The program comes in both free and paid versions (which offers customization and protection of multiple browsers), but I’ll only talk about the free one here.
Download the 9MB .msi file and install it, and BufferZone sets up a protected, virtualized directory in c:\virtual\untrusted\. All activity from your selected browser will now be redirected here and isolated from your “real” operating system.
Before I go any further with this, I’ve got to tell you to NOT knowingly visit any sites that are likely to infect your computer. You’re asking for trouble. I was, too, but I had to find out whether this app was the real deal or not. I also tested BufferZone Free on IE7 from a bare Windows XP SP2 install with no other patches applied.
To put BufferZone through the paces, I decided to go on a little jaunt around some of the most nefarious sites I’m familiar with. I headed over to a keygen site, did a few searches, and watched BufferZone spring into action as it popped up several alerts for items that were landing in the sandbox. The beauty of it: my anti-virus software caught every single one of them and removed them with ease. I surfed around carelessly for a while longer and exited Internet Explorer at which point some other evildoers tried to invade my system, but BufferZone and Avast! once again tag-teamed them into submission.
After a reboot, I ran a full scan with Ad-Aware and HijackThis and couldn’t find any traces of anything remotely malicious.

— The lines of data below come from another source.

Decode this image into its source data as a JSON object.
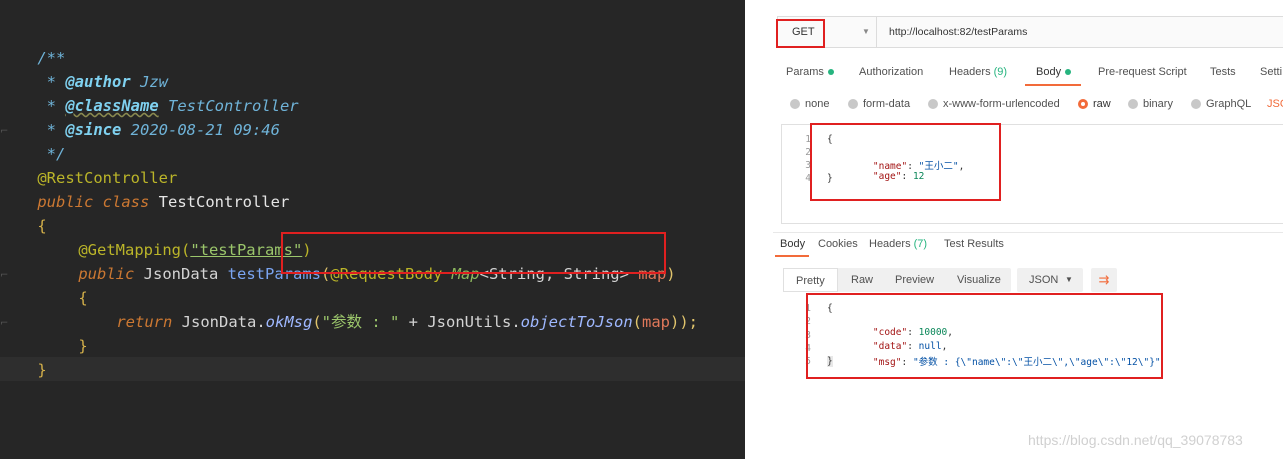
{
  "editor": {
    "lines": {
      "l1": "/**",
      "l2_star": " * ",
      "l2_tag": "@author",
      "l2_val": " Jzw",
      "l3_star": " * ",
      "l3_tag": "@className",
      "l3_val": " TestController",
      "l4_star": " * ",
      "l4_tag": "@since",
      "l4_val": " 2020-08-21 09:46",
      "l5": " */",
      "l6": "@RestController",
      "l7_kw1": "public",
      "l7_kw2": " class",
      "l7_name": " TestController",
      "l8": "{",
      "l9_annot": "@GetMapping(",
      "l9_str": "\"testParams\"",
      "l9_close": ")",
      "l10_kw": "public",
      "l10_type": " JsonData",
      "l10_fn": " testParams",
      "l10_open": "(",
      "l10_annot": "@RequestBody",
      "l10_map": " Map",
      "l10_generic": "<String, String>",
      "l10_param": " map",
      "l10_close": ")",
      "l11": "{",
      "l12_kw": "return",
      "l12_cls": " JsonData.",
      "l12_fn": "okMsg",
      "l12_open": "(",
      "l12_str": "\"参数 : \"",
      "l12_plus": " + JsonUtils.",
      "l12_fn2": "objectToJson",
      "l12_arg_open": "(",
      "l12_arg": "map",
      "l12_end": "));",
      "l13": "}",
      "l14": "}"
    }
  },
  "postman": {
    "method": "GET",
    "url": "http://localhost:82/testParams",
    "request_tabs": {
      "params": "Params",
      "authorization": "Authorization",
      "headers": "Headers",
      "headers_count": "(9)",
      "body": "Body",
      "prerequest": "Pre-request Script",
      "tests": "Tests",
      "settings": "Setti"
    },
    "body_types": {
      "none": "none",
      "formdata": "form-data",
      "urlencoded": "x-www-form-urlencoded",
      "raw": "raw",
      "binary": "binary",
      "graphql": "GraphQL",
      "json": "JSO"
    },
    "request_body": {
      "n1": "1",
      "n2": "2",
      "n3": "3",
      "n4": "4",
      "open": "{",
      "name_key": "\"name\"",
      "name_val": "\"王小二\"",
      "age_key": "\"age\"",
      "age_val": "12",
      "close": "}"
    },
    "response_tabs": {
      "body": "Body",
      "cookies": "Cookies",
      "headers": "Headers",
      "headers_count": "(7)",
      "tests": "Test Results"
    },
    "view_options": {
      "pretty": "Pretty",
      "raw": "Raw",
      "preview": "Preview",
      "visualize": "Visualize",
      "format": "JSON",
      "chevron": "▼",
      "wrap": "⇉"
    },
    "response_body": {
      "n1": "1",
      "n2": "2",
      "n3": "3",
      "n4": "4",
      "n5": "5",
      "open": "{",
      "code_key": "\"code\"",
      "code_val": "10000",
      "data_key": "\"data\"",
      "data_val": "null",
      "msg_key": "\"msg\"",
      "msg_val": "\"参数 : {\\\"name\\\":\\\"王小二\\\",\\\"age\\\":\\\"12\\\"}\"",
      "close": "}"
    },
    "watermark": "https://blog.csdn.net/qq_39078783"
  },
  "colors": {
    "highlight_box": "#e02020",
    "accent": "#f26b3a",
    "status_green": "#26b47f"
  }
}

Wow. I’m impressed!
Here’s the kicker. Even in the free version, the app will protect not only your browser, but any process spawned by the browser. Download an attachment from your Gmail account and launch it with Word, and Word automatically inherits the BufferZone protection. This is huge; even if your webmail provider automatically scans attachments, no scan is perfect.
The program worked beautifully in my testing and it’s footprint wasn’t even noticable. For a free application with such terrific security potential, BufferZone Free is definitely worth a download. If you’re still not convinced, try out Trustware’s proof of concept.
If you’ve tried BufferZone, what do you think of it? Got something better that you’d recommend? Let’s hear about it!